We sit in silence for a few seconds, and I try to figure out what to say next. This isn’t going the way I hoped, but I’m not sure what I expected. She doesn’t want me here. She doesn’t trust me. And I can’t blame her for that. Most people don’t trust symbiotes, and even the ones who hire us usually treat us like tools instead of people.

She lets out a breath that sounds tired.

“How will this work? Should we merge now?”

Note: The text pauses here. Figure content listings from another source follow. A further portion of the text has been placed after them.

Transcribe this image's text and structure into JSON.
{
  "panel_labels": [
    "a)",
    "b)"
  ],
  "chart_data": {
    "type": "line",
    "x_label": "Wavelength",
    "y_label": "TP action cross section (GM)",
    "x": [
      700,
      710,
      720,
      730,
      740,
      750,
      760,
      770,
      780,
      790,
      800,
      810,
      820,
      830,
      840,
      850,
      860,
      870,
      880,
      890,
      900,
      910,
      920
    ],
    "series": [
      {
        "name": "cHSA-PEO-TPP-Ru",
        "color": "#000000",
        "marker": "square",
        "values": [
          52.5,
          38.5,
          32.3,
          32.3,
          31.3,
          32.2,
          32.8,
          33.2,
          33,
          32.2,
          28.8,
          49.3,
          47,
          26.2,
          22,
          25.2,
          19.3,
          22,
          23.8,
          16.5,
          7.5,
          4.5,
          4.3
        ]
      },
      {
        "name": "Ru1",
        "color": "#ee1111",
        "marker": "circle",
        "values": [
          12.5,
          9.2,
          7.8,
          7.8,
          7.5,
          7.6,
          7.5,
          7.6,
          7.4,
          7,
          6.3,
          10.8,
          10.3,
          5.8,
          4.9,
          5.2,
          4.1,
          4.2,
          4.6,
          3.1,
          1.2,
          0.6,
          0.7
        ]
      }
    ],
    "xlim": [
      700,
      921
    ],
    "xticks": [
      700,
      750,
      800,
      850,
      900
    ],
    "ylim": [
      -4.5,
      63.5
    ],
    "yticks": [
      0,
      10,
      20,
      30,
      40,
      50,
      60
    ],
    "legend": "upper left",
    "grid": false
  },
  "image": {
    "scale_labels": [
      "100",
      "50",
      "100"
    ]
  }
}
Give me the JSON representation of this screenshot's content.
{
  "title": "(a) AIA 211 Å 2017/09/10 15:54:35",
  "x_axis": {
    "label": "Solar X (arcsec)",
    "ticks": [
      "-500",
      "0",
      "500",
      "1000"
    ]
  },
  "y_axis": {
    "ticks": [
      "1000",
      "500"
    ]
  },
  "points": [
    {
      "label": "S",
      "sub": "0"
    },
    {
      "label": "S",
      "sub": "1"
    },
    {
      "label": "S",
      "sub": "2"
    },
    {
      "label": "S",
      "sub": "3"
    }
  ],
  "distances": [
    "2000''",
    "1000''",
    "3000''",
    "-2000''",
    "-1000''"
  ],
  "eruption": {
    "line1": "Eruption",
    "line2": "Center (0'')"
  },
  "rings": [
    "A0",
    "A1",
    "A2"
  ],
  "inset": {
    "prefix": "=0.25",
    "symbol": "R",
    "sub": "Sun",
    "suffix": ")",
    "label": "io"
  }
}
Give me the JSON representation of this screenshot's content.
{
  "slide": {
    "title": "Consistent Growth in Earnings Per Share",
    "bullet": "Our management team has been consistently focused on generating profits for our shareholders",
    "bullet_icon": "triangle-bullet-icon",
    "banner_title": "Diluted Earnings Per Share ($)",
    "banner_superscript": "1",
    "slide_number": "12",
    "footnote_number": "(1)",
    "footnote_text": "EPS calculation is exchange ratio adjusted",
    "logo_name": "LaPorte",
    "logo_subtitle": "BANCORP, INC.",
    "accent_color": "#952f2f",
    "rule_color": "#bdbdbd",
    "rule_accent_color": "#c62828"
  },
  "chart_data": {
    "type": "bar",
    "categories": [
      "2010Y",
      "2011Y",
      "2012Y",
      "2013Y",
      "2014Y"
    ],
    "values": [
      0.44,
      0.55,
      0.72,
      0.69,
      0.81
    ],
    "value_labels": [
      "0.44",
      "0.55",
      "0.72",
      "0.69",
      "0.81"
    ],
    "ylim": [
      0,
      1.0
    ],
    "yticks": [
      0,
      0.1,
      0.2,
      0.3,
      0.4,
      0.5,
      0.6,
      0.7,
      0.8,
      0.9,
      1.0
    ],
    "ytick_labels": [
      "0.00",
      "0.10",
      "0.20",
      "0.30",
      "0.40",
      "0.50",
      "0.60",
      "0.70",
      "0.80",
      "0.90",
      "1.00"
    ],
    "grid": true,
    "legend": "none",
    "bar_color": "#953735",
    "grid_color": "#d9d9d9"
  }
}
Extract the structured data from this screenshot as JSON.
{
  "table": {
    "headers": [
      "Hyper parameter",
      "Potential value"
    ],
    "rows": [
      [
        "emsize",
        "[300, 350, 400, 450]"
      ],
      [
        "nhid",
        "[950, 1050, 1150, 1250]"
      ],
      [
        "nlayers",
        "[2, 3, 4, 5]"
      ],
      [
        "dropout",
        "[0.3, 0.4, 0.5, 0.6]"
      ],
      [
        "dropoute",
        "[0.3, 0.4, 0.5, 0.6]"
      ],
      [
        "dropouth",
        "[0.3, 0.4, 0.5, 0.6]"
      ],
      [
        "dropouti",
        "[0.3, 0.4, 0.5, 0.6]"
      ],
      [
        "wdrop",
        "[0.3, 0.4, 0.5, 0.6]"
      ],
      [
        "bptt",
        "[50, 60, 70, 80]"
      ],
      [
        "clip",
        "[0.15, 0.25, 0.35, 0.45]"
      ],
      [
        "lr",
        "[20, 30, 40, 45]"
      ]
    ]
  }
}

“There’s no rush,” I say quickly. “We can establish a day and time to meet and start testing the waters, training together. If you want, it can be somewhere you feel safe. Your home, maybe.”

“No. The training facility here at the field office is perfect. Downstairs. It’s secure, and we’ll have privacy.”

“That works for me.”

“We should meet this evening. Eight o’clock. Let’s get it over with.”

Get it over with. Like merging with me is something unpleasant she has to endure. I tell myself it doesn’t matter, that this is just a job.

We both stand up at the same time, and I reach across the table to offer my hand. It’s instinct, the kind of thing humans do to end a conversation, to acknowledge an agreement. But she just stares at my hand like it’s something dangerous, and then she bites her lower lip, and I realize she’s not going to take it.

“I need to talk to Captain Holt,” she says, and then she’s moving, walking past me toward the door.

She doesn’t quite run, but she’s moving fast enough that I know she wants out, away from me. The door closes behind her, and I’m left standing there with my hand still extended, feeling like an idiot.

I lower my arm and breathe in slowly. The air smells like her now that she’s gone, and underneath the scent of shampoo and soap, I catch something else. Nervousness. Fear.

She’s afraid of me.

I’ve worked with plenty of people who were afraid of me at first, who saw me as a necessary evil or a tool they had to tolerate. But this feels different. She looked at me like I was a threat, like touching my hand might hurt her.

I would never do anything to make her uncomfortable. I would never hurt her, or push her, or take anything she didn’t freely give. That’s the whole point of the laws and regulations around merging, the consent protocols that protect both hosts and symbiotes. I’ve spent years proving that I’m trustworthy, that I’m a professional, that I’m not the kind of symbiote who takes advantage of hosts.

But she doesn’t know that. She just sees what everyone sees: a monster who wants access to her body and her mind.

The meeting didn’t go well. I can admit that to myself as I stand alone in the conference room with her fear still lingering in the air.

Maybe this is a bad idea. Maybe I should tell the MSA to find someone else, someone she’ll be more comfortable with. But even as I think it, I know that’s not an option. If I back out, she goes in alone, and the thought of that makes something twist in my chest that I don’t want to examine too closely.

I leave the conference room and head back toward the elevator, passing agents in suits who glance at me and then look away. I’m used to that. I’ve been getting those looks my entire life, the ones that say I don’t belong here, that I’m something to be tolerated rather than accepted.

But for some reason, getting that same look from Wren Hayes hurts worse than all the others combined.

I’ll meet her at eight o’clock in the training facility downstairs. I’ll explain the merging process again, answer her questions, and try to make this as easy for her as possible. And maybe, if I’m careful enough, and professional enough, and keep enough distance, she’ll stop being afraid of me.